The US non-farm payroll employment rose with 224 000 newly added jobs in June, which surpassed the initial forecasts for 162 000 new jobs, but the underlying unemployment rate rose to 3.7 per cent.
The most significant job gains were registered in the professional and business services industry, as well as the health care industry. However, the overall unemployment rate, as perceived by demographics characteristics, demonstrates different conclusions about the state of the US labour market. According to household survey data:
“Both the unemployment rate, at 3.7 per cent, and the number of unemployed persons, at 6.0 million, changed little in June.” [source]
According to the establishment survey data:
“Total nonfarm payroll employment increased by 224 000 in June. Employment growth has averaged 172 000 per month thus far this year, compared with an average monthly gain of 223 000 in 2018.”
The apparent success of the American industry-performance across multiple sectors is what keeps investors upbeat, and also caused the initial market reaction to the release of the report, which measured a sizable increase of the value of the USD, as the US dollar currency index spiked with 0.60 per cent immediately after the release of the report.

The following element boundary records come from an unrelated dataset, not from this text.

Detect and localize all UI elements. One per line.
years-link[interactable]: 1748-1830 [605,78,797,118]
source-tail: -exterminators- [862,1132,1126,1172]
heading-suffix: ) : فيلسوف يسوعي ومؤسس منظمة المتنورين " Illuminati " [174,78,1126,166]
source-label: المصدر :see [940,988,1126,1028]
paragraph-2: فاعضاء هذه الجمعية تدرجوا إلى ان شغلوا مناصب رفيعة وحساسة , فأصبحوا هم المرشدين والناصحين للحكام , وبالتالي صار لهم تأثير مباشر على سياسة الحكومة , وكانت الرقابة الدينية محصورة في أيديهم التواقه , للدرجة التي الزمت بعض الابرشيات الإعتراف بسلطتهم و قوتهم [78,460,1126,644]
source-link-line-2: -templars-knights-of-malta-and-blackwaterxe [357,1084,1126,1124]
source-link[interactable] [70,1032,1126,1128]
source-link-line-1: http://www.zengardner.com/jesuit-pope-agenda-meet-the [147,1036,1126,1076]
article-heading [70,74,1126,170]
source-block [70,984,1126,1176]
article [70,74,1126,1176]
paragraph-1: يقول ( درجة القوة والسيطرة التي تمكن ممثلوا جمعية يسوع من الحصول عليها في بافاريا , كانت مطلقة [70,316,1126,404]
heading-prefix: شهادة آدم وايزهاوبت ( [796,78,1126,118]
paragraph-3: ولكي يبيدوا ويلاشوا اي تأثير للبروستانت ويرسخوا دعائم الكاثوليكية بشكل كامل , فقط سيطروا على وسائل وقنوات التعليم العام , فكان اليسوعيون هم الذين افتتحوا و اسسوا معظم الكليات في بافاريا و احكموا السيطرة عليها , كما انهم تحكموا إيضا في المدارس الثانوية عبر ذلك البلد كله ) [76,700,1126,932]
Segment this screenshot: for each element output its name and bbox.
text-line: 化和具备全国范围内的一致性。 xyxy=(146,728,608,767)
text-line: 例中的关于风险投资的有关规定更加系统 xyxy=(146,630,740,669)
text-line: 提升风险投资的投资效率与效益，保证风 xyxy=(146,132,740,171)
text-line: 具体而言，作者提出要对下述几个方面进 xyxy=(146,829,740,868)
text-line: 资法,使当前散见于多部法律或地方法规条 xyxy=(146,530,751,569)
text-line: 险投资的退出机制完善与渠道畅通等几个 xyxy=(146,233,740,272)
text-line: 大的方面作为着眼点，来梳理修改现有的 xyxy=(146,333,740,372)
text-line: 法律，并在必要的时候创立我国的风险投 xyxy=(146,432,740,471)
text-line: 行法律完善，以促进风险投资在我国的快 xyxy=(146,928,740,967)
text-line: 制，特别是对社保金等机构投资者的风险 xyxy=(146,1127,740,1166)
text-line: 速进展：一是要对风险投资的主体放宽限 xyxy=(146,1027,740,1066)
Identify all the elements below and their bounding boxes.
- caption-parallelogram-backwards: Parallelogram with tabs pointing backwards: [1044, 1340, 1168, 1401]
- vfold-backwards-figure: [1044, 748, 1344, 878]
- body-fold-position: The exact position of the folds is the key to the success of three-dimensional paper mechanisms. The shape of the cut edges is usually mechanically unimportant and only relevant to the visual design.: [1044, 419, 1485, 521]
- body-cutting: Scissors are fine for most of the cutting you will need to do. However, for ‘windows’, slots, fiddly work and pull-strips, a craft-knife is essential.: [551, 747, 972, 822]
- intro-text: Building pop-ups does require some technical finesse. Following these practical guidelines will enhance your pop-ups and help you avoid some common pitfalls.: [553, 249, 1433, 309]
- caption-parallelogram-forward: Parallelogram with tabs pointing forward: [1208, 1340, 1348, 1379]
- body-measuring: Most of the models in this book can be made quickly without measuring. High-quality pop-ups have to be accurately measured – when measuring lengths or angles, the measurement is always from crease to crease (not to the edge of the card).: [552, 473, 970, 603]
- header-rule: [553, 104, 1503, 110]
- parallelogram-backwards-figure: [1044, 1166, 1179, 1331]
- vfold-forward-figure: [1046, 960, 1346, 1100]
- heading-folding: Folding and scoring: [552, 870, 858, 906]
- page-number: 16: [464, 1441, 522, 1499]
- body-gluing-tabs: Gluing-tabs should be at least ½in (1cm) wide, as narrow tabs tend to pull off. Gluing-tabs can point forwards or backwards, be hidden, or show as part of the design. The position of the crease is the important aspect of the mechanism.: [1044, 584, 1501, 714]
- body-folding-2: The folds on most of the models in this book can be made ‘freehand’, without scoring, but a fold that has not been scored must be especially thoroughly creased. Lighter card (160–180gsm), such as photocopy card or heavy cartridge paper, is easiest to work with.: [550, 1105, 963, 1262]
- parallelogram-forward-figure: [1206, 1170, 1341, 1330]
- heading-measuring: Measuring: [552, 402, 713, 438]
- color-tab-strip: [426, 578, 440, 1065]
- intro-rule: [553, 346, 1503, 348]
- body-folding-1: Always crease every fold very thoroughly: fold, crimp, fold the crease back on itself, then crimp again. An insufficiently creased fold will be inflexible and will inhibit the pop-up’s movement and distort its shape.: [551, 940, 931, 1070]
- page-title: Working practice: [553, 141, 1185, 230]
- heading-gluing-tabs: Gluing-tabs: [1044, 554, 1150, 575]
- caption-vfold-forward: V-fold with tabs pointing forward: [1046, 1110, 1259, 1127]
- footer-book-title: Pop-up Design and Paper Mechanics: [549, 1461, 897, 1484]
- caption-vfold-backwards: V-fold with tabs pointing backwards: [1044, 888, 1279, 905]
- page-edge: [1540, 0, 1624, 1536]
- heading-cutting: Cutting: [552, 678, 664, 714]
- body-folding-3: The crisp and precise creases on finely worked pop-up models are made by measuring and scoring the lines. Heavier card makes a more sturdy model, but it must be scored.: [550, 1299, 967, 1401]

The performance of the various American industries in June managed to surpass both the average employment growth throughout 2019, as well as the employment growth that had been registered throughout the previous year. Following these results, the initial market reaction was to perceive the June NFP as being overall positive.
However, it should also be noted that with the added revisions of the final results observed during April and May, the general perspective of the labour market is also marginally shifted.
“The change in total nonfarm payroll employment for April was revised down from +224 000 to + 216 000, and the change for May was revised down from + 75 000 to +72 000. With these revisions, employment gains in April and May combined were 11 000 less than previously reported.”
Despite the 0.1 per cent increase in the total unemployment rate, the US labour market remains resilient, and the aggregate employment remains close to full employment and within the target range of the FED. However, the risk is not entirely removed, and Jerome Powell and the FOMC would still have to consider how to sustain the current state of affairs, even at the cost of possible interest rate cuts if needed.
The monetary policy committee would most likely remain vigilant and observe the future developments in the US labour market, in addition to the underlying changes in the inflation rate.
Meanwhile, the US dollar currency index has gained momentum following the release of the NFP report and is on track to continue compensating for most of the losses that were registered in June.